My experience has been the opposite of what you're saying: AWS SES (one of AWS's flagship products, and probably the biggest email sender in the world) is a pretty responsible anti-spam citizen. Spamhaus even wrote this article[1] praising SES's anti-spam efforts. From the article: "Amazon SES has a long-standing relationship with Spamhaus, working closely to prevent suspicious IPs and domains from impacting their network." Though I'm sure that new incidents come up daily, Spamhaus themselves seem to disagree with the notion that SES's IP blocks have "poor reputations."

[1] https://www.spamhaus.org/resource-hub/service-providers/how-...

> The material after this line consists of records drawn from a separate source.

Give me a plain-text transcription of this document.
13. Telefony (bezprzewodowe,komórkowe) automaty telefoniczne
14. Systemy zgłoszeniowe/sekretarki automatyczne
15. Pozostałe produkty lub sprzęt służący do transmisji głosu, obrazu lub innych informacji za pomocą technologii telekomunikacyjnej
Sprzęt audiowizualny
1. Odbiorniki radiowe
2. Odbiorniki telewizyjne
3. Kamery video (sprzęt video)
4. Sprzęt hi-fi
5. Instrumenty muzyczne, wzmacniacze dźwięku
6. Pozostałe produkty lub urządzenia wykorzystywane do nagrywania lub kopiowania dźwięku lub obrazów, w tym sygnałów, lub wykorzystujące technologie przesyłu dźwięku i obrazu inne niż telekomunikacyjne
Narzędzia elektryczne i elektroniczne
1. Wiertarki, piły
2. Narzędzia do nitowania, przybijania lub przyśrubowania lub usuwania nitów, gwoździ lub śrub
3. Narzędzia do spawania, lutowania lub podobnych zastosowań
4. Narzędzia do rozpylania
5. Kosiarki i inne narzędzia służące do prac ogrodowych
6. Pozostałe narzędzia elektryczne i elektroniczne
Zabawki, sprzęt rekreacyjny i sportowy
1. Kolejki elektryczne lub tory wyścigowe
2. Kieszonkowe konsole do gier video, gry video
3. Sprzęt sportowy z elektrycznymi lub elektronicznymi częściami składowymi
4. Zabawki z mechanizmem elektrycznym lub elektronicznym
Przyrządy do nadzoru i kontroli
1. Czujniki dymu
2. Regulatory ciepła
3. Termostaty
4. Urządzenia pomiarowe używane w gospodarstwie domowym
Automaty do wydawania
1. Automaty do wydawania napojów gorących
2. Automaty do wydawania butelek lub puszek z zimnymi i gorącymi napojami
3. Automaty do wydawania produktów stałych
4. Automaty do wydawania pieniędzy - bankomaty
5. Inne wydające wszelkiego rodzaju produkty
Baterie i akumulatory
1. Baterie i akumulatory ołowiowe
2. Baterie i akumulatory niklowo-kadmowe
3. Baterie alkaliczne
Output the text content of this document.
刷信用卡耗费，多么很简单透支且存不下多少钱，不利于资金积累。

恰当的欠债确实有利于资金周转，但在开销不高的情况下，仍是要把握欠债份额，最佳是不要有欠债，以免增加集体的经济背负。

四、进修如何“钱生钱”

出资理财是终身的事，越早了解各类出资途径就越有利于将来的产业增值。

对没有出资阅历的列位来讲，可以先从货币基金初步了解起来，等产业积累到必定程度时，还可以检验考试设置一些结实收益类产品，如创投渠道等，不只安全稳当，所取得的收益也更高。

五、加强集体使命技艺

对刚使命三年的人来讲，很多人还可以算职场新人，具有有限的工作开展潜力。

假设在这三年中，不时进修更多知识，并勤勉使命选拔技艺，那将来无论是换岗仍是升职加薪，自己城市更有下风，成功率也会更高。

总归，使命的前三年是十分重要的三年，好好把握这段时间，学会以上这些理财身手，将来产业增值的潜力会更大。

Joel_Mckay 8 hours ago | parent [-]

Whatever IP people temporarily host on a cloud incurs the prior users reputation.

Again, using legitimate traffic to shim network spam is a common counterargument against black listing.

Of the approximate 274000 banned hosts I stare at... many nuisances are from Amazon, Azure, digital ocean, and Hetzner. I am sure Maildrill or Mailchimp does have legitimate use cases, but generally the majority of the traffic suggests otherwise. I am certainly biased in this opinion. =3

tracker1 7 hours ago | parent [-]

Are those hosts using hosted VPS instances, or are they sending through SES? There's a pretty significant difference... FWIW, I get why a lot of VPSes simply block email hosting altogether. It makes it a bit harder for me to find a host for my own small server, but I do understand the pain. Some services are better or worse, and I can imagine at the scale of many cloud hosts, trying to keep the IPs for general hosting out of blocklists would impact the bottom line more than reputational damage for a handful of legit email hosting accounts.

TBF, the demo app referenced in TFA and depending on how many emails you actually send for however many domains may well be a better option for me than my small MTA server.